In many conflict settings, the COVID-19 has created new opportunities for armed groups to expand their influence, undermine state authority, and increase recruitment. Boko Haram has spread misinformation and targeted health workers in the hopes of gaining leverage in northern Nigeria. In Afghanistan, the Taliban has rolled out a large-scale propaganda campaign and has imposed its own quarantine processes, demonstrating its influence and control over large parts of the country. And in Somalia, Al Shabaab has set up COVID-19 treatment cells, criticizing the Somali government for its failures to respond. In some cases, such as Colombia, dissident FARC elements have imposed harsh militarized measures to control the spread of the virus. Criminal groups in Mexico have similarly built up capital by providing pandemic responses in many areas, while white supremacist groups in the United States have sought to weaponize COVID-19.

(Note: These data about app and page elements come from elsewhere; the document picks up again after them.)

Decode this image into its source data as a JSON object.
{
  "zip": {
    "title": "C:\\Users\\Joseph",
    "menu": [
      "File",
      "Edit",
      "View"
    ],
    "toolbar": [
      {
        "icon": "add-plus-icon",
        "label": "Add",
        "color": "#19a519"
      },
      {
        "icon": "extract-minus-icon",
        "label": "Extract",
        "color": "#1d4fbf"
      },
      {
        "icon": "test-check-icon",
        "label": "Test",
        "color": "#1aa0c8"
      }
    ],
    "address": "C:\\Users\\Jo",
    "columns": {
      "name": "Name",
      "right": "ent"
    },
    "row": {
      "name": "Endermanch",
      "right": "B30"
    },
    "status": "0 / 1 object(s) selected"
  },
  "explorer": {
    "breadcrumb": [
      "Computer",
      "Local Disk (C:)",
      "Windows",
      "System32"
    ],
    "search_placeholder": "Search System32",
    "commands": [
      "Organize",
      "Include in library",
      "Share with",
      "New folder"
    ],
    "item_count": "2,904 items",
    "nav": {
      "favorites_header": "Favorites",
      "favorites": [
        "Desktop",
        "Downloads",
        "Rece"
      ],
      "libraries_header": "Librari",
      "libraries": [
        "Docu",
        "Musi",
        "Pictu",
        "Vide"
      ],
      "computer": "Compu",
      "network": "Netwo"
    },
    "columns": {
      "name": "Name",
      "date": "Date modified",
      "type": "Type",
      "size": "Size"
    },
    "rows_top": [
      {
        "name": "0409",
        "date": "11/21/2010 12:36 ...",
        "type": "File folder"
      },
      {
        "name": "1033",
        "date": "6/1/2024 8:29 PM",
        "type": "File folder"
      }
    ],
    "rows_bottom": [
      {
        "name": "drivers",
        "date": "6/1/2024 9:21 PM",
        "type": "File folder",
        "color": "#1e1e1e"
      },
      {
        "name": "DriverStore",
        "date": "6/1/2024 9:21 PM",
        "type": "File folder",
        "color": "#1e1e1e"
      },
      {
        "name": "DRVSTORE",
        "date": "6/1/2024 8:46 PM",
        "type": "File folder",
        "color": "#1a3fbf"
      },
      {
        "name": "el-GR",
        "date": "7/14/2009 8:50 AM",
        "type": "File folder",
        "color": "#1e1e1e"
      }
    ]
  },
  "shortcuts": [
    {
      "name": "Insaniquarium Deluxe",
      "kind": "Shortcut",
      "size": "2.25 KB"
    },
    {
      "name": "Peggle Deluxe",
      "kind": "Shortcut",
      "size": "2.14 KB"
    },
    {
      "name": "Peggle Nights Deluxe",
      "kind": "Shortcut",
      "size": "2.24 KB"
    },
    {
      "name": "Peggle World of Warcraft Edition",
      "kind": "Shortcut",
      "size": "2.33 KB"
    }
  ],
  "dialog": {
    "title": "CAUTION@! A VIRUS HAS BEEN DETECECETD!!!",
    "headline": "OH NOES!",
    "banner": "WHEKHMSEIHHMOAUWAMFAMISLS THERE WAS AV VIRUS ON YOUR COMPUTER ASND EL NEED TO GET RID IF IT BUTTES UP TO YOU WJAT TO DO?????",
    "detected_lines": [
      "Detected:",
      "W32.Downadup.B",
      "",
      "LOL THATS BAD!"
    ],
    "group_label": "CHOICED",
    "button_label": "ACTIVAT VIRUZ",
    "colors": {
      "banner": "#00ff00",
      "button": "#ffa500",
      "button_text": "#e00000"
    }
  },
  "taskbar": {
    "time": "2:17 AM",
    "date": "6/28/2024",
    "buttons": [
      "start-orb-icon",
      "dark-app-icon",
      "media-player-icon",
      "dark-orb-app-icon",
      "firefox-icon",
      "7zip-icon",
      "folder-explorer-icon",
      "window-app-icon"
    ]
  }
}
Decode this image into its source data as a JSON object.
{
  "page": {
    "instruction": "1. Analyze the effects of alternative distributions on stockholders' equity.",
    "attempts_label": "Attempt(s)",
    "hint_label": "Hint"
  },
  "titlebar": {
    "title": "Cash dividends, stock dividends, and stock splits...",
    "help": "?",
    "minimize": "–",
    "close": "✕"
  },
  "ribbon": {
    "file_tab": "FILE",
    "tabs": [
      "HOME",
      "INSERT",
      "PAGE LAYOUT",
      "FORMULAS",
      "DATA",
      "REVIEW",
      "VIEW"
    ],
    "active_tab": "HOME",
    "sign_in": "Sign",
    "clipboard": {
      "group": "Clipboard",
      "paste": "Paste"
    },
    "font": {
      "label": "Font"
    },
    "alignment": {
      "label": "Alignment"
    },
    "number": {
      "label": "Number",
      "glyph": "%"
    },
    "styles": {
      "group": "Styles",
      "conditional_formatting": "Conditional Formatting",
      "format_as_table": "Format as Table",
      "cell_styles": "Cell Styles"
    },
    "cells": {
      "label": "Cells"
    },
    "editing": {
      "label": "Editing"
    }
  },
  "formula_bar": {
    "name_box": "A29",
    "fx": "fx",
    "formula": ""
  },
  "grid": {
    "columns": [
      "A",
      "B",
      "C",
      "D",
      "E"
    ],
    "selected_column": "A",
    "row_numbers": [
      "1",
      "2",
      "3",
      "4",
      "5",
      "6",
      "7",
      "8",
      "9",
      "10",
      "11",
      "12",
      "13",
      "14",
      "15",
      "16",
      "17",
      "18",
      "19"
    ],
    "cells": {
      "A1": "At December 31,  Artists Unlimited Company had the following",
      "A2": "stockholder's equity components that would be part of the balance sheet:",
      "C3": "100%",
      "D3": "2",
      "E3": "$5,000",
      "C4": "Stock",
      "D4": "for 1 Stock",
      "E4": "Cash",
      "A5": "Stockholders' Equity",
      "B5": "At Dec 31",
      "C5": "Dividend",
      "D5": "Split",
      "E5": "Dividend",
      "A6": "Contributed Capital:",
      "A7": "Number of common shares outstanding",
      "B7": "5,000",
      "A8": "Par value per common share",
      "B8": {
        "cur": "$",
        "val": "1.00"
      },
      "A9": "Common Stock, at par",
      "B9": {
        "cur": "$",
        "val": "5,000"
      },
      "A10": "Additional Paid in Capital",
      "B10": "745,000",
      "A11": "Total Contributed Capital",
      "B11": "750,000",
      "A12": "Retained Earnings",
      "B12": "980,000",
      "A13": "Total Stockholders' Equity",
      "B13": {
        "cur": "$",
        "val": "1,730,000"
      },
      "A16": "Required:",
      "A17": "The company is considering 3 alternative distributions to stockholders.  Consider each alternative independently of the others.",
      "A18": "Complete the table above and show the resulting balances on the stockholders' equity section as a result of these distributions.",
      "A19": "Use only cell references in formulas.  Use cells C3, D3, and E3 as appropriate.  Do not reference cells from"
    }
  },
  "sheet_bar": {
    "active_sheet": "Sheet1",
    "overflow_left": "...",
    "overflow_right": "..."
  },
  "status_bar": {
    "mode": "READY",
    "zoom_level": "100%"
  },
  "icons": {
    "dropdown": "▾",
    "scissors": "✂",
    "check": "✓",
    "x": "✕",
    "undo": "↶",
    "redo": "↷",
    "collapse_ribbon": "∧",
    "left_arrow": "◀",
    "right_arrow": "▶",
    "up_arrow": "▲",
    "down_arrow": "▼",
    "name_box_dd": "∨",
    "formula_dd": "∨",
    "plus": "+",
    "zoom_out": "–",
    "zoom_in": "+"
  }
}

This event was a collaboration amongst UN University Centre for Policy Research, the Brookings Institution, and the Centre for the Study of Armed Groups at the Overseas Development Institute. The panelists explored the various ways in which armed groups are instrumentalizing the pandemic, how governments have responded, and what specific steps can be taken over the coming period. Each of the panelists has conducted in-depth field research in areas affected by non-state armed groups and will offer evidence-based policy insights and recommendations.
The panelists each briefly presented their main findings and recommendations, followed by a moderated discussion amongst the audience.